The Math area of a Montessori classroom starts with the concrete and progresses to the abstract. There are five progressive, process-based components of understanding at play:

  • One-to-one correspondence, association of numerals with a represented quantity, and sequencing of numbers 1-10
  • A working knowledge of decimals and units of ten, up to the thousands via number building with numeric symbols and the golden beads.
  • An introduction to addition, multiplication, subtraction, and division through group work also using the golden beads.
  • Linear counting through teen boards and hundred boards, as well as chain materials in the classroom, which aid in the process of skip counting.
  • Operations and memorization of facts used in routine mathematical practices.
Culture

The Culture area of the Primary classroom is considered a child’s gateway to understanding the world and includes materials corresponding to these subject matters:

  • Science, in the form of biological observation, study, and nomenclature, as well as the basic study of magnetism and gravity.
  • History, which takes shape through the clock study, study of the seasons, and introduction to the calendar, and a child’s timeline via each birthday celebration.
  • Geography, including exploration of globes and brightly-colored puzzle-maps, land and water forms, and the study of flags and heritage.
  • Art, Music, and Literature through process-based use or community learning times.
Kindergarten at MAC

The third and last year for a Primary student is the kindergarten year. Considered the “capstone year,” this is a time where our Primary students take the knowledge that they have cultivated to fruition and complete lessons and use the remainder of the classroom’s intentionally-sequenced materials. Each Friday, kindergartners from each of our four classrooms gather together to learn specialized skills such as sewing or botany.
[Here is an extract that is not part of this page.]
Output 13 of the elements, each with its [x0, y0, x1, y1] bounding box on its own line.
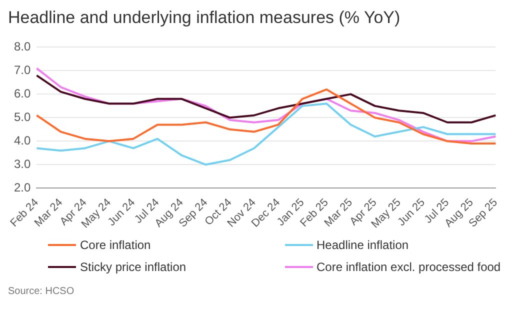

They grow in responsibility and often behave as youthful teacher’s assistants, giving lessons to younger friends along the way. The 3-year cycle culminates with our Passing of the Peace Rose Ceremony. The ceremony provides our kindergartners an opportunity to demonstrate their readiness to an audience of parents that reflect on their time in the Primary classroom and celebrate their accomplishments. It’s a joyous occasion that demonstrates how prepared our Primary “graduates” are for their elementary school journey.

Literacy

The Montessori Approach to reading begins with explicit instruction in phonemic awareness and phonics starting the moment the child enters our Primary program at age three. Through the Montessori curriculum students receive instruction in phonemic awareness, phonics, vocabulary, fluency, and comprehension within the classroom environment. We also provide added support for students not making adequate growth in age-appropriate benchmarks in phonemic awareness and reading.